“We're looking at how we can do it, how we can fit into the guidelines, if it can even work,” says Lee Barron, CEO, chief financial officer and administrator of Southern Inyo Healthcare District, Lone Pine, Calif., one of six rural healthcare organizations participating in the Southern Sierra network.
The rural telehealth network is just getting off the ground by filing for not-for-profit tax status, Barron says, but the six hospitals that connect electronically to four academic urban hospitals are already looking at the next step.
“We're looking at more grant funding to develop the network further,” says Barron, whose service area includes the highest point in the Lower 48, Mount Whitney, as well as the lowest point in North America, in Death Valley. They are considering such moves as creating an ACO, a health information exchange or a medical home. Regarding a medical home, she says “it's something we already kind of do. I can see the efficiencies in that.”
Members of the Southern Sierra network are only a few of the many rural providers watching what is happening with the implementation of the Affordable Care Act and wondering where and how they might fit into the nation's healthcare system as it changes under the law.
The law's numerous provisions and subsequent rulemaking from HHS and its divisions don't include a lot of direct references to rural providers, but the major provisions have the potential to affect them directly or indirectly. In addition, the goals of the law parallel what rural hospitals are already trying to do, experts say.
“The bill is a mixture of trying to save money and trying to improve care,” says Todd Linden, president and CEO of 49-bed Grinnell (Iowa) Regional Medical Center. “I think rural hospitals are in a position to benefit from that,” he says. Rural providers already offer high-quality care, Linden adds.
Still, rural providers deal in much lower volumes, making such things as ACO quality-rating processes potentially suspect. Linden asks whether the quality data for rural hospitals will produce statistically valid data.
Another of the overriding concerns is the added cost of implementing healthcare reform, as rural providers often run on thinner margins than do urban hospitals and may rely more on the lower reimbursement rates under Medicaid.

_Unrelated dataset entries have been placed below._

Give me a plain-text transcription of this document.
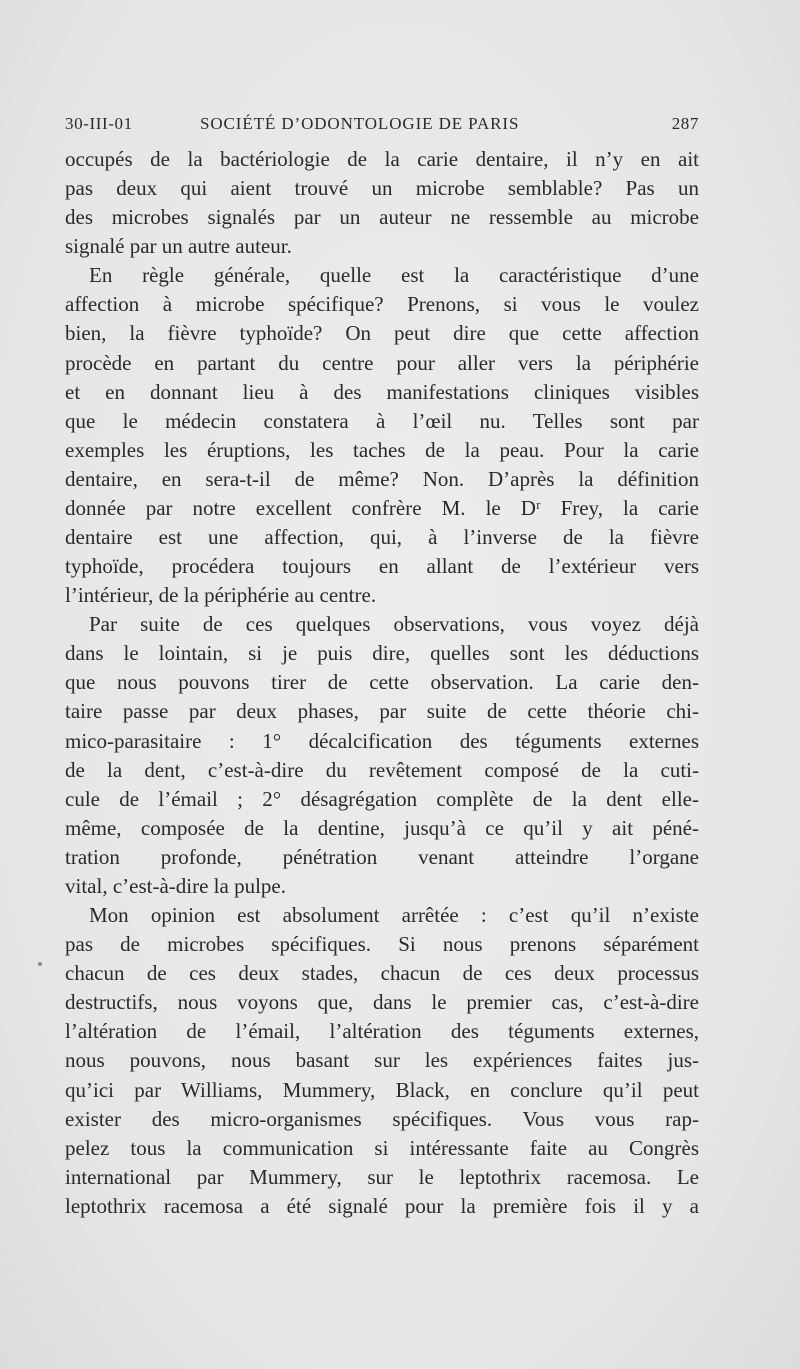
30-III-01	SOCIÉTÉ D’ODONTOLOGIE DE PARIS	287
occupés de la bactériologie de la carie dentaire, il n’y en ait
pas deux qui aient trouvé un microbe semblable? Pas un
des microbes signalés par un auteur ne ressemble au microbe
signalé par un autre auteur.
En règle générale, quelle est la caractéristique d’une
affection à microbe spécifique? Prenons, si vous le voulez
bien, la fièvre typhoïde? On peut dire que cette affection
procède en partant du centre pour aller vers la périphérie
et en donnant lieu à des manifestations cliniques visibles
que le médecin constatera à l’œil nu. Telles sont par
exemples les éruptions, les taches de la peau. Pour la carie
dentaire, en sera-t-il de même? Non. D’après la définition
donnée par notre excellent confrère M. le Dʳ Frey, la carie
dentaire est une affection, qui, à l’inverse de la fièvre
typhoïde, procédera toujours en allant de l’extérieur vers
l’intérieur, de la périphérie au centre.
Par suite de ces quelques observations, vous voyez déjà
dans le lointain, si je puis dire, quelles sont les déductions
que nous pouvons tirer de cette observation. La carie den-
taire passe par deux phases, par suite de cette théorie chi-
mico-parasitaire : 1° décalcification des téguments externes
de la dent, c’est-à-dire du revêtement composé de la cuti-
cule de l’émail ; 2° désagrégation complète de la dent elle-
même, composée de la dentine, jusqu’à ce qu’il y ait péné-
tration profonde, pénétration venant atteindre l’organe
vital, c’est-à-dire la pulpe.
Mon opinion est absolument arrêtée : c’est qu’il n’existe
pas de microbes spécifiques. Si nous prenons séparément
chacun de ces deux stades, chacun de ces deux processus
destructifs, nous voyons que, dans le premier cas, c’est-à-dire
l’altération de l’émail, l’altération des téguments externes,
nous pouvons, nous basant sur les expériences faites jus-
qu’ici par Williams, Mummery, Black, en conclure qu’il peut
exister des micro-organismes spécifiques. Vous vous rap-
pelez tous la communication si intéressante faite au Congrès
international par Mummery, sur le leptothrix racemosa. Le
leptothrix racemosa a été signalé pour la première fois il y a
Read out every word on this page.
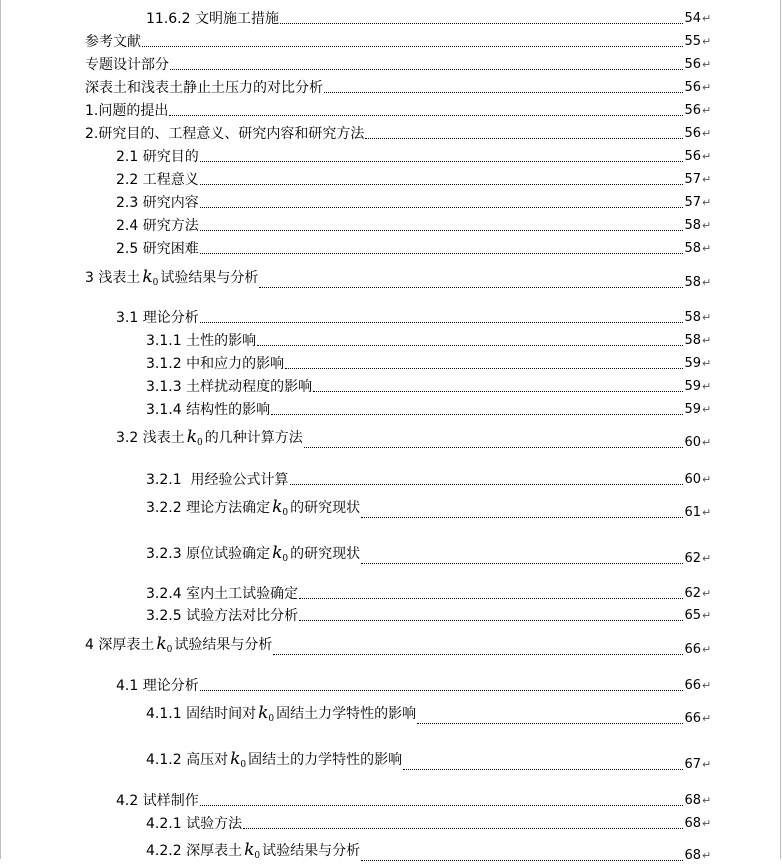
11.6.2 文明施工措施	54 ↵
参考文献	55 ↵
专题设计部分	56 ↵
深表土和浅表土静止土压力的对比分析	56 ↵
1.问题的提出	56 ↵
2.研究目的、工程意义、研究内容和研究方法	56 ↵
2.1 研究目的	56 ↵
2.2 工程意义	57 ↵
2.3 研究内容	57 ↵
2.4 研究方法	58 ↵
2.5 研究困难	58 ↵
3 浅表土 k0 试验结果与分析	58 ↵
3.1 理论分析	58 ↵
3.1.1 土性的影响	58 ↵
3.1.2 中和应力的影响	59 ↵
3.1.3 土样扰动程度的影响	59 ↵
3.1.4 结构性的影响	59 ↵
3.2 浅表土 k0 的几种计算方法	60 ↵
3.2.1  用经验公式计算	60 ↵
3.2.2 理论方法确定 k0 的研究现状	61 ↵
3.2.3 原位试验确定 k0 的研究现状	62 ↵
3.2.4 室内土工试验确定	62 ↵
3.2.5 试验方法对比分析	65 ↵
4 深厚表土 k0 试验结果与分析	66 ↵
4.1 理论分析	66 ↵
4.1.1 固结时间对 k0 固结土力学特性的影响	66 ↵
4.1.2 高压对 k0 固结土的力学特性的影响	67 ↵
4.2 试样制作	68 ↵
4.2.1 试验方法	68 ↵
4.2.2 深厚表土 k0 试验结果与分析	68 ↵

“The intent of health reform is perfect for rural healthcare,” says Thomas Miller, assistant professor in the School of Rural Public Health at Texas A&M Health Science Center, College Station. But there's a question of money and whether a provider should try to take on such things as ACOs and medical homes independently or with others, he says.

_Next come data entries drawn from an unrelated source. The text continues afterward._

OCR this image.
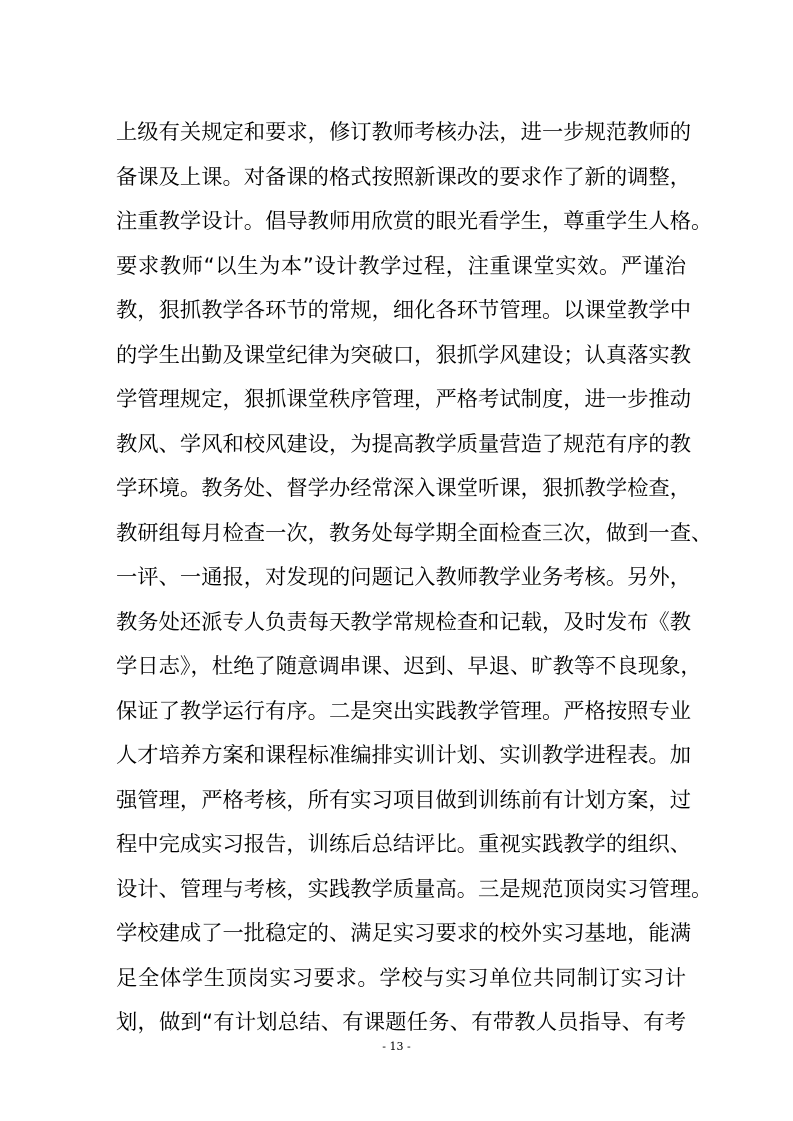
上级有关规定和要求，修订教师考核办法，进一步规范教师的
备课及上课。对备课的格式按照新课改的要求作了新的调整，
注重教学设计。倡导教师用欣赏的眼光看学生，尊重学生人格。
要求教师“以生为本”设计教学过程，注重课堂实效。严谨治
教，狠抓教学各环节的常规，细化各环节管理。以课堂教学中
的学生出勤及课堂纪律为突破口，狠抓学风建设；认真落实教
学管理规定，狠抓课堂秩序管理，严格考试制度，进一步推动
教风、学风和校风建设，为提高教学质量营造了规范有序的教
学环境。教务处、督学办经常深入课堂听课，狠抓教学检查，
教研组每月检查一次，教务处每学期全面检查三次，做到一查、
一评、一通报，对发现的问题记入教师教学业务考核。另外，
教务处还派专人负责每天教学常规检查和记载，及时发布《教
学日志》，杜绝了随意调串课、迟到、早退、旷教等不良现象，
保证了教学运行有序。二是突出实践教学管理。严格按照专业
人才培养方案和课程标准编排实训计划、实训教学进程表。加
强管理，严格考核，所有实习项目做到训练前有计划方案，过
程中完成实习报告，训练后总结评比。重视实践教学的组织、
设计、管理与考核，实践教学质量高。三是规范顶岗实习管理。
学校建成了一批稳定的、满足实习要求的校外实习基地，能满
足全体学生顶岗实习要求。学校与实习单位共同制订实习计
划，做到“有计划总结、有课题任务、有带教人员指导、有考
- 13 -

In addition to ACOs and medical homes, other aspects of the law that rural providers are tracking include the use of value-based purchasing by Medicare and the planned expansion of coverage that would increase Medicaid programs, a large payer in rural areas.
Rural hospitals' dependence on government payers even before reform began could be a limiting factor, according to a recent report from the American Hospital Association that found that Medicare and Medicaid combined paid for nearly 60% of rural hospitals' gross revenue. In 2009, Medicare paid for 44.8%; private-pay covered 39.7%; Medicaid paid for 14%; and other government programs covered 1.5%, according to the April TrendWatch report, which was based on an AHA survey.
Indeed, many rural providers already have their hands full and their bank accounts stressed by the normal course of business and the healthcare information technology requirements of the American Recovery and Reinvestment Act of 2009. Adding the operational and financial burden of trying to form an ACO or medical home might prove to be too much.
In a March report, a federal committee charged with making recommendations to HHS Secretary Kathleen Sebelius underscored rural providers' tenuous position.
“Improved efficiency and quality do not always mean less costly care,” according to the National Advisory Committee on Rural Health and Human Services' report to Sebelius. “Although the payment reform outlined in the ACA holds promise to bring costs down while also improving the quality of healthcare, many rural providers are burdened by reimbursement rates that make it difficult for them to provide services currently, and these providers do not see how improvements can be made by seeking further reductions,” according to the report. The committee recommended that HHS “evaluate reimbursement schemes to make sure they operate in a way that fairly accounts for the cost of delivering care in a rural setting.”